Lawndale is an instrumental rock band from Lawndale, California, whose music touches on alternative surf rock and psychedelic rock. The band was started in 1984 by Steve Housden, Rick Waddell, AKA Rick Lawndale, and Jack Skelley, who both played guitar and bass guitar. The band released two records on SST Records and some tracks on compilations.

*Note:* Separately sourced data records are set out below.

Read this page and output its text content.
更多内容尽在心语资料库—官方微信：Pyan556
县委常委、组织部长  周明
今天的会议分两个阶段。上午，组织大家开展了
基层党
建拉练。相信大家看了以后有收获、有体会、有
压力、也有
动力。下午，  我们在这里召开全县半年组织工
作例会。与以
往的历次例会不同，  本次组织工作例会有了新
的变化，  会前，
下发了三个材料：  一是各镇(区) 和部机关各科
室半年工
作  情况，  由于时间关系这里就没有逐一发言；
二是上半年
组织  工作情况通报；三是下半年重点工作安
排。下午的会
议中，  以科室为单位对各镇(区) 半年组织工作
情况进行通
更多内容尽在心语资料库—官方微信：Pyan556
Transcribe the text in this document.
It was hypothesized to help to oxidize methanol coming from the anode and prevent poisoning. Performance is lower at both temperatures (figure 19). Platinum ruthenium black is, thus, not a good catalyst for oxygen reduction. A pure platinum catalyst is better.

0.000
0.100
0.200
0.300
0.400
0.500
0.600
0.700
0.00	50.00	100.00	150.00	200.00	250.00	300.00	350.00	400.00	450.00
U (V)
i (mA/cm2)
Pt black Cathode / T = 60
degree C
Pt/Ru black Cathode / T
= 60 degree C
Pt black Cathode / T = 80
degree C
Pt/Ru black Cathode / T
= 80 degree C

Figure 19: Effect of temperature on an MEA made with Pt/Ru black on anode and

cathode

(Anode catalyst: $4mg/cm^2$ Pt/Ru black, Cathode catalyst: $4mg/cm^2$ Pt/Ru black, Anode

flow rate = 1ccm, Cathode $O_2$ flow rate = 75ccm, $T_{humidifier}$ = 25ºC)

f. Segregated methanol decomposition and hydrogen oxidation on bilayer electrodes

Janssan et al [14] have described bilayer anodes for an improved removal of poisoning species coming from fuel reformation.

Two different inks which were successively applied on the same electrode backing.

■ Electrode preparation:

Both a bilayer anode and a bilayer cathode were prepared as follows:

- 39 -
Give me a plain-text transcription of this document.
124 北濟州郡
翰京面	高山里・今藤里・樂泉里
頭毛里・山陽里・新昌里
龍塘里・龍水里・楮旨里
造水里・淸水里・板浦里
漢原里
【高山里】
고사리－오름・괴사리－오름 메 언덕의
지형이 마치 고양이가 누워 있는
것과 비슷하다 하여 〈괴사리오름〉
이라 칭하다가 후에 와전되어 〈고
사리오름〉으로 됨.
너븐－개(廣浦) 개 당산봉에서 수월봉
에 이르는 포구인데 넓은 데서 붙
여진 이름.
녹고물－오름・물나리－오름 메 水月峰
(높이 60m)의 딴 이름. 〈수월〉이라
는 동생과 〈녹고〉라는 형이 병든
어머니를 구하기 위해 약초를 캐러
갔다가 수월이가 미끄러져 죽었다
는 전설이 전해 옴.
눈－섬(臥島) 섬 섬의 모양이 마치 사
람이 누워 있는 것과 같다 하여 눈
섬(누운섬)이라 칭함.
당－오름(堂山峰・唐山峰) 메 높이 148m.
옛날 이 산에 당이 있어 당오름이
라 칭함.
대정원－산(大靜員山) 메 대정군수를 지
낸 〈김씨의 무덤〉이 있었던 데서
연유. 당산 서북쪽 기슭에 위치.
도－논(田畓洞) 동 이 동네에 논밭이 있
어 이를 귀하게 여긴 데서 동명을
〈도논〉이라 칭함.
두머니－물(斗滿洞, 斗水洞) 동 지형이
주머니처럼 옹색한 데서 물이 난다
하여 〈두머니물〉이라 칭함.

They formed in 1984 and split in 1987 but Rick Lawndale started up again in 1997 under the moniker Rick Lawndale Band with other musicians. Now, Lawndale (minus Waddell) and the Rick Lawndale band are both back together and playing shows. The L.A. Weekly described Lawndale as "The Ventures meet Led Zeppelin in Don Knotts' living room"

==History==
Guitar player, songwriter and vocalist Rick Waddell started his career as a solo acoustic performer in the 1980s and formed the psychedelic all-instrumental surf rock band Lawndale in 1984 with guitar/bass players Jack Skelley and Steve Housden as well as drummer Dave Childs. They named the band Lawndale after the Californian city in which they lived, which Waddell also used as a last name instead of his real last name. They played original compositions as well as some instrumental covers to which they added modern tones, like "Take Five" from the Dave Brubeck Quartet including the bridge for "Whole Lotta Love" or Duke Ellington's "Caravan" mixed with Pink Floyd's "Interstellar Overdrive".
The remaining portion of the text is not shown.